Prologue

3K 157 79
                                    

It was a cheap ring, bought without much thought but to make you happy

Gadis kecil itu berdiri di samping toko souvenir, ditinggal oleh kedua orang tuanya yang kini sibuk mencari buah tangan. Ia berdiri di sana dengan wajah lesu, tak ingin segera meninggalkan kota ini. Kalau boleh ia ingin selamanya disini saja, ia tidak mau pulang.

"Esha?" Suara cempreng dari dalam toko membuatnya menoleh, "Kamu masih disini? Mami sama papi kamu sudah di dalam."

Bukannya menjawab, gadis kecil itu malah menundukkan kepalanya membuat bocah yang tadi bertanya mendekatinya sedikit kesal. Ia bertanya, kenapa malah tidak digubris seperti itu. Biasanya kawannya itu sangat cerewet, kenapa hari ini ia malah murung sekali. Padahal setelah ini mereka harus pulang.

"Esha?" Panggilnya lagi.

"Laven mau ikut aku tidak?"

Memiringkan kepalanya bingung, bocah itu akhirnya bertanya, "Ikut kemana? Kita kan mau pulang."

Pertanyaannya kemudian dijawab oleh gelengan kepala yang membuat bocah di hadapannya semakin bingung. Ia sudah menunggu-nunggu waktu pulang. Memang, liburan disini menyenangkan namun hari ini penuh dengan belanja di toko souvenir yang membuat kakinya pegal.

"Esha tidak mau pulang." Balasnya.

"Kenapa?"

"Kakak nanti pergi kalau kita sudah pulang." Kali ini bocah itu menganggukkan kepalanya paham. Ia sebenarnya masih bingung juga, tetapi ia sudah mendengar dari ibunya sendiri bahwa liburan yang kali ini spesial karena merayakan keberhasilan sepupu dari sahabatnya yang diterima di Universitas bagus dan akan segera pergi untuk waktu yang lama. Wajar saja jika gadis itu begitu sedih, selama ini sepupunya tinggal bersamanya dan sering bermain dengan mereka berdua.

"Kita bersembunyi saja, supaya tidak pulang." Bujuk gadis itu yang dibalas dengan gelengan cepat.

Ibunya sudah bilang sejak tadi, tidak boleh pergi jauh-jauh nanti hilang. Disini kan tempat asing, kalau nanti hilang tidak ada yang bisa menemukan mereka. Jika hilang nanti diculik, atau malah disuruh tinggal di pinggir jalan dan tidak diberi makan. ia tidak mau.

Melihat reaksi itu, sang gadis kembali menundukkan kepalanya sedih. Biasanya sahabatnya selalu mau mengikuti keinginannya, kenapa disaat seperti ini malah tidak mau. Jika sendiri ia juga tidak berani untuk pergi sendiri. Nanti dia hilang sendirian dan kesepian.

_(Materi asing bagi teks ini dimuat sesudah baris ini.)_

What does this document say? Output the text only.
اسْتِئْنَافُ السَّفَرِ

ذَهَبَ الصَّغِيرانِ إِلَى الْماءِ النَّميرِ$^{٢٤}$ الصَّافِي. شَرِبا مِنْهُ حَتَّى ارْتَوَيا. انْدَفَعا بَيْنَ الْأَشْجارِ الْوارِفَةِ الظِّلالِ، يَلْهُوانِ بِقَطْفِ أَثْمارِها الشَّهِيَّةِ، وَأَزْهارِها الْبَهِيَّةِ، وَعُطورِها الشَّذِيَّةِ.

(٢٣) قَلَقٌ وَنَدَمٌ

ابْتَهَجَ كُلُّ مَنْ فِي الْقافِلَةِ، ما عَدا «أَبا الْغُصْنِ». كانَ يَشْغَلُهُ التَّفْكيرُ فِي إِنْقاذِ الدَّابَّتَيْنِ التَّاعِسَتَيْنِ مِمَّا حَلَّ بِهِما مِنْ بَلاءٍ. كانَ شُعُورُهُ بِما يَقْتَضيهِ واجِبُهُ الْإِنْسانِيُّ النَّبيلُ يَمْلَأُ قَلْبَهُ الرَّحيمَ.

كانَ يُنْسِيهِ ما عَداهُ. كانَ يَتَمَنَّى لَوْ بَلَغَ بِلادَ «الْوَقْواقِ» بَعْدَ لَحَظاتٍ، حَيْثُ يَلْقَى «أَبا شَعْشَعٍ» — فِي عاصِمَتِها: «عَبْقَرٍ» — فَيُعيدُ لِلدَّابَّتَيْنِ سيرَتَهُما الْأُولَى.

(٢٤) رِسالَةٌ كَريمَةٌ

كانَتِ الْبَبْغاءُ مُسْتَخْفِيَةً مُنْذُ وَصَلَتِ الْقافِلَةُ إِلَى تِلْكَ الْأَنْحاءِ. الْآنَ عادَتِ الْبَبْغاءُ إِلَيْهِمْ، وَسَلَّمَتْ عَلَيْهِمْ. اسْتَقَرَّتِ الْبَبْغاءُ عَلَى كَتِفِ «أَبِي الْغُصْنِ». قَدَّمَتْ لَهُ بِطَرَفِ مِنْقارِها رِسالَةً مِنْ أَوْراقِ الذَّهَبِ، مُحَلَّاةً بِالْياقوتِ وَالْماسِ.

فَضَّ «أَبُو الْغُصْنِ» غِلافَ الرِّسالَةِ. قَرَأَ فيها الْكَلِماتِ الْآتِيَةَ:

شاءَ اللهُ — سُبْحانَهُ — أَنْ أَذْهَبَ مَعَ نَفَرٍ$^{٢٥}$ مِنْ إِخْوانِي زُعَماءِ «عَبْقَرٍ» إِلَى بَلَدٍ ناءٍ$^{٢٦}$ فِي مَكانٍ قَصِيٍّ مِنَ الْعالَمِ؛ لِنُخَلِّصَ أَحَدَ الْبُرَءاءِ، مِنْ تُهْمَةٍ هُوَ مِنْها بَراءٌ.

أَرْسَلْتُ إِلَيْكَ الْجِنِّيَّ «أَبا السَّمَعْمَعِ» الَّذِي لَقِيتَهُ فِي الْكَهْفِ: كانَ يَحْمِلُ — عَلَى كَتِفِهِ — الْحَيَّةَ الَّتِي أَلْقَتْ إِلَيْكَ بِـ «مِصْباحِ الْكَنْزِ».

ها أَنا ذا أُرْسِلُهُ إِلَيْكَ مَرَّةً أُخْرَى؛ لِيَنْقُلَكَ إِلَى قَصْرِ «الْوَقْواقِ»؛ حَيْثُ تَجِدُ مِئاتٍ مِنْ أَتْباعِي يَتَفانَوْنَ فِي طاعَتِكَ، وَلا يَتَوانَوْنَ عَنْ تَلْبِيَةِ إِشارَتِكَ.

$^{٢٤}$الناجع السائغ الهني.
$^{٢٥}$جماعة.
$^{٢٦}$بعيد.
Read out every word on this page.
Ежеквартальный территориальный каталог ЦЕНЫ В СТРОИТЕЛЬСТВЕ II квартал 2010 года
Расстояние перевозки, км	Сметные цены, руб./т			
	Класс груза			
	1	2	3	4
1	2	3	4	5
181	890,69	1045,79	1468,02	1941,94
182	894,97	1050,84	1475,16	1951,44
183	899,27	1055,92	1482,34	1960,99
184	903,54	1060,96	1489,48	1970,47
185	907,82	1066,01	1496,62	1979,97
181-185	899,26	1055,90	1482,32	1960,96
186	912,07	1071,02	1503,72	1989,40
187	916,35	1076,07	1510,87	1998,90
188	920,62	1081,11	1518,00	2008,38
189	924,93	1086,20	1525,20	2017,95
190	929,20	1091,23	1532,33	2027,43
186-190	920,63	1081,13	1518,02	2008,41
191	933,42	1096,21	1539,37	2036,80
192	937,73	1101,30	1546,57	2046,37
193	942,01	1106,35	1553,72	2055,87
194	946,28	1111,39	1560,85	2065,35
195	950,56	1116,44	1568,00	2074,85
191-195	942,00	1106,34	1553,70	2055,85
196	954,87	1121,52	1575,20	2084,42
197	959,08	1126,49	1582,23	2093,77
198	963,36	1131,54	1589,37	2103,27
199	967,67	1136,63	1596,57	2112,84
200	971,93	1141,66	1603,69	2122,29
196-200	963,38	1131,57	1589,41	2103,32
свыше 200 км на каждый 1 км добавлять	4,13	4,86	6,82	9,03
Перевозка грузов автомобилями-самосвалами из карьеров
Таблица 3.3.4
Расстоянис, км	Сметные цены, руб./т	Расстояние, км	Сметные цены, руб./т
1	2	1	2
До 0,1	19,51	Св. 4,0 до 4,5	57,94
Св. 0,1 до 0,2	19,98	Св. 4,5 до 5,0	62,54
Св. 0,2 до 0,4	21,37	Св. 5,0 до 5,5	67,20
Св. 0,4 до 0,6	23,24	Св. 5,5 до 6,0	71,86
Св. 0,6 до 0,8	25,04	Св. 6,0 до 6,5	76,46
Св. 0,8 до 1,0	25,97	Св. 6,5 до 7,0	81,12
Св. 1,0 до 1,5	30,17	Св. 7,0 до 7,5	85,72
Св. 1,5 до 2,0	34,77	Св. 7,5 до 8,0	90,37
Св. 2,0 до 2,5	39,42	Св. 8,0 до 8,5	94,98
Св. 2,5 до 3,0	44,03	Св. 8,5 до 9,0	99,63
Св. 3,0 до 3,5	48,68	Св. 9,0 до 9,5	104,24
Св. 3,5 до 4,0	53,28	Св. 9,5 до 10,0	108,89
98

"Aku punya ide supaya Esha tetap senang!" Ia tiba-tiba berseru.

Kalau boleh jujur, sebenarnya bocah itu juga masing belum begitu yakin bisa membuat gadis mungil di hadapannya senang. Yang ia tahu, ayahnya pernah sekali bilang bahwa perempuan itu suka sekali hadiah. Ia harus memberikan sahabatnya hadiah supaya ia senang lagi. 

Ia tidak yakin harus membelikan apa, tapi disini kan toko souvenir jadi pasti banyak yang bisa dibeli. Tadi orang tuanya memberikannya sedikit uang untuk membeli jajan. Dibanding makanan, ia bisa menggunakan uangnya untuk membuat sahabatnya bahagia. Bocah itu kemudian mengeluarkan cengirannya.

"Apa?" Tanya gadis itu senang, "Kita mau mengurung kakak supaya tidak pergi?"

"Bukan!" Serunya, "Esha jahat sekali sih. Ayo ikut aku saja."

Bocah itu menarik tangan sahabatnya masuk ke dalam toko souvenir membuat gadis mungil itu sedikit tertatih mengikuti langkahnya yang penuh semangat. Mereka mulai mengitari toko souvenir, tidak tahu apa yang harus dibeli. Kebanyakan menjual makanan, tapi kalau makanan tidak akan membuat gadis itu senang lagi.

Mereka kembali menyusuri lorong, dan mulai memasuki tempat perhiasan. Bocah itu mengangguk senang, kalau perhiasan pasti sahabatnya akan senang. Ia mulai memperhatikan satu persatu.